By sheer fluke of timing, I read this list a few hours after watching this week's episode of "Mad Men," entitled "To Have and To Hold." It features a scene in which Don Draper and his wife Megan are at dinner with a couple of swingers; before the conversation turns to more risque matters, the foursome discuss "The Smothers Brothers Comedy Hour" and its inability to keep advertisers. The companies keep bailing, Don says, because family products want to be associated with family friendly shows. The Smothers Brothers do satire. And satire, Don says, is "the most threatening form of comedy."

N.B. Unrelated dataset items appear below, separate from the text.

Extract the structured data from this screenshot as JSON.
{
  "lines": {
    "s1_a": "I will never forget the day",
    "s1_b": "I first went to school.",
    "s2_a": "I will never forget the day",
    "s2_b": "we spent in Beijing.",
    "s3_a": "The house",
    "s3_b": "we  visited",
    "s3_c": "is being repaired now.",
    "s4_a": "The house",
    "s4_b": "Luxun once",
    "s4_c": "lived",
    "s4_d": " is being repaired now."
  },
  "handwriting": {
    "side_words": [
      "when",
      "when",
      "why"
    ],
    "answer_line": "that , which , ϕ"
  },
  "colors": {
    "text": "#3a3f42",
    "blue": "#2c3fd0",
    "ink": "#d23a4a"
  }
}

Reading the A.V. Club's Inventory the same night I watched that "Mad Men" had me wondering: why would a company deliberately place its product in a post-apocalyptic movie? This genre isn't automatically satirical, but it's always threatening in its own way. These movies remind us of our mortality and the precariousness of our society. They make us nervous and uncomfortable. They reveal the hollowness of our obsession with consumption in the face of disaster and tragedy; sometimes that obsession is even depicted as our undoing. So why plunk a big, sweaty Corona down on the table in the middle of all that darkness?

Here is why: nothing is supposed to survive armageddon but the cockroaches. Putting your product in that context makes it more than iconic -- it makes it immortal. Suddenly that drink is more than a drink; it's indestructible. Not even a zombie holocaust can destroy a delicious, refreshing cerveza. That's an advertisement worth paying for -- even in the midst of the end of all that ever was.